What is happening? The Bible explains categorically, thematically, and observationally what biology confirms as reality—that maleness and femaleness are biological realities ordered by their reproductive organization.

Notice now the Nashville Statement Article 4 reads:

WE AFFIRM that divinely ordained differences between male and female reflect God’s original creation design and are meant for human good and human flourishing.

WE DENY that such differences are a result of the Fall or are a tragedy to be overcome.

Article 5 reads:

WE AFFIRM that the differences between male and female reproductive structures are integral to God’s design for self-conception as male or female.

WE DENY that physical anomalies or psychological conditions nullify the God-appointed link between biological sex and self-conception as male or female.

“Reproductive structures are integral to God’s design for self-conception as male and female.” This language builds on both theology and biology.

I thus arrive at my working definitions of man and woman:

A biblical view of what defines a man must be defined according to God’s design in creation: A biblical man is an image bearer of God whose biological design is oriented to fulfill a creational mandate of subduing creation by his covenantal marriage union with his sexual counterpart, his wife.

A biblical view of what defines a woman must be defined according to God’s design in creation: A biblical woman is an image bearer of God whose biological design is oriented to fulfill a creational mandate of subduing creation by her covenantal marriage union with her sexual counterpart, her husband.

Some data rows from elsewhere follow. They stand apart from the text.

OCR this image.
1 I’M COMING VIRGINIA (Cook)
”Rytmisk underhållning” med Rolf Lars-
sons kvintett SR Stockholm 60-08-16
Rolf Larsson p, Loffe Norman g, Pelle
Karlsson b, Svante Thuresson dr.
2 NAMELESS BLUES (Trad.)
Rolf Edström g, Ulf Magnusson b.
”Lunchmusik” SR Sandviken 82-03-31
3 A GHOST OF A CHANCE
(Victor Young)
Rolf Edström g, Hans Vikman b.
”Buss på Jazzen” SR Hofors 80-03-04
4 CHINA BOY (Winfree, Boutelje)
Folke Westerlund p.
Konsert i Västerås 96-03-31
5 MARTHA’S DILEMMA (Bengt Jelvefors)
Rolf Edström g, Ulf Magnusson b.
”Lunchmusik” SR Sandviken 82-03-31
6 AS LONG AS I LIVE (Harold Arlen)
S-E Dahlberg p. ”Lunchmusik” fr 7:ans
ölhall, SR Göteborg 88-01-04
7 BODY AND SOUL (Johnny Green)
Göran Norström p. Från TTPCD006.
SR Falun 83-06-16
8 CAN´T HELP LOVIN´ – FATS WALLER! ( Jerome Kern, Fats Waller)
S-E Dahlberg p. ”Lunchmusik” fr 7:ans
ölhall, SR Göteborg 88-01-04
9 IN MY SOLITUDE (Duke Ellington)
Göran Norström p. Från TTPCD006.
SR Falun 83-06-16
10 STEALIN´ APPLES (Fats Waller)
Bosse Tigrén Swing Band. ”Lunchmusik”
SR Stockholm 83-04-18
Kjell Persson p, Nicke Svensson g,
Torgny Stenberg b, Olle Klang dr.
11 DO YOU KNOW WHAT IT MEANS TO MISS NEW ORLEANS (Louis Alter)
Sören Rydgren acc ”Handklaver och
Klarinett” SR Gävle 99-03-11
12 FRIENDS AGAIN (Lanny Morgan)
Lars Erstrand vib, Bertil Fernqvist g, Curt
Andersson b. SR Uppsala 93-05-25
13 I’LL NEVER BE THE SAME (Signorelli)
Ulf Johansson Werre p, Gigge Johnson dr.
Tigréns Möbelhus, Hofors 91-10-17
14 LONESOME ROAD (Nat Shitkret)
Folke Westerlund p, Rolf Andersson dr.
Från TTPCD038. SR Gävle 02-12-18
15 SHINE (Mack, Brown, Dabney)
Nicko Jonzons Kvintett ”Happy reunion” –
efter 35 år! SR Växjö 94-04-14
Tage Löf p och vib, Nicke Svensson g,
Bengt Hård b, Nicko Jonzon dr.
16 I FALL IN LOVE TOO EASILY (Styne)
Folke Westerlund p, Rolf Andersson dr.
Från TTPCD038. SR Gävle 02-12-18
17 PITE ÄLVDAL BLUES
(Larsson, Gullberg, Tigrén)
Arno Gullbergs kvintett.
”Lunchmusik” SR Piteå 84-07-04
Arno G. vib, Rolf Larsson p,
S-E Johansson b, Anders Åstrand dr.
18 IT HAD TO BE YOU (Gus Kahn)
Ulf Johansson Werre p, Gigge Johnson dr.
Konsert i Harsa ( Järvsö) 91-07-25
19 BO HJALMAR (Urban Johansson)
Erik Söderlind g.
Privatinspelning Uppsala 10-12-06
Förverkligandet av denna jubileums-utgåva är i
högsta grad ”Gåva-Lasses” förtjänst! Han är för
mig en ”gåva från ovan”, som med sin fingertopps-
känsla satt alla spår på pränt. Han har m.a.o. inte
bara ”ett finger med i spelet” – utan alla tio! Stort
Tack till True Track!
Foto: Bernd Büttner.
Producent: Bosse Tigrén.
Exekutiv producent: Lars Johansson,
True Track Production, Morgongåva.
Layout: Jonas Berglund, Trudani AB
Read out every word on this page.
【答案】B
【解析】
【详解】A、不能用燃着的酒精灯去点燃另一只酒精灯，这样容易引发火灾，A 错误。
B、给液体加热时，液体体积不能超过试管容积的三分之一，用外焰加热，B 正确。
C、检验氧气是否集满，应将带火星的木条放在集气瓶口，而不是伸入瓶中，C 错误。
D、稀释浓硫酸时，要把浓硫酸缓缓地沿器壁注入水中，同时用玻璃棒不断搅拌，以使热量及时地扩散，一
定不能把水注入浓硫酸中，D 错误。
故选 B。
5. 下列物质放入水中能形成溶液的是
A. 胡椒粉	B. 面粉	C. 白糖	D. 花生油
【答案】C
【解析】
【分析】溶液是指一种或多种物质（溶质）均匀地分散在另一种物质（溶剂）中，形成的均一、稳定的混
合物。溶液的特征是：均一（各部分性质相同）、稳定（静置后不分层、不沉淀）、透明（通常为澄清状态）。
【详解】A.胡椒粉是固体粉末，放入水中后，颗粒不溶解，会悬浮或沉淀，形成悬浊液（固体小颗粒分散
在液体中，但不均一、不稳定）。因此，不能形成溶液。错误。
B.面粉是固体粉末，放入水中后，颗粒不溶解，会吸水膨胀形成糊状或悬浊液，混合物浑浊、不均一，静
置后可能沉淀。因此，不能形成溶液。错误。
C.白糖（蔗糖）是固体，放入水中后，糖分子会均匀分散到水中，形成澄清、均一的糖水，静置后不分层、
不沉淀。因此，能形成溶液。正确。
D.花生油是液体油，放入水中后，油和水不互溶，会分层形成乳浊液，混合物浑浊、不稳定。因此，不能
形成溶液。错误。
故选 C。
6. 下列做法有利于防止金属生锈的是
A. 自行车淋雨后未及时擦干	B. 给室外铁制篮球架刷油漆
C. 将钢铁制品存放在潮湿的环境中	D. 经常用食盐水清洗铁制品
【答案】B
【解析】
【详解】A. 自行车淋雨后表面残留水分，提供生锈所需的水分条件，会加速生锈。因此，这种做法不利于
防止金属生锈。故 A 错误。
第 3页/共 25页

Two caveats about these definitions. First, this definition still applies to those who are unmarried. Why? Because regardless of whether a man or a woman is married, they still possess a bodily design oriented to reproduction. A man and woman are more than their reproductive anatomy, but never less. Second, this definition still applies to those are who infertile or who may experience a disorder of sex development (DSD). How so? Because, again, every male or female is a participant in the larger order of creation, assigned with the general task of responsible dominion and stewardship by virtue of their existence as male or female. This is true regardless of whether this occurs in the context of marriage, and regardless of whether reproduction is ever fulfilled. Moreover, a deviation from an otherwise enduring norm is a privation of a good; and a privation does not nullify or vitiate the basic norm that, as a general observation of the male and female sexes, the two are ordered toward procreation.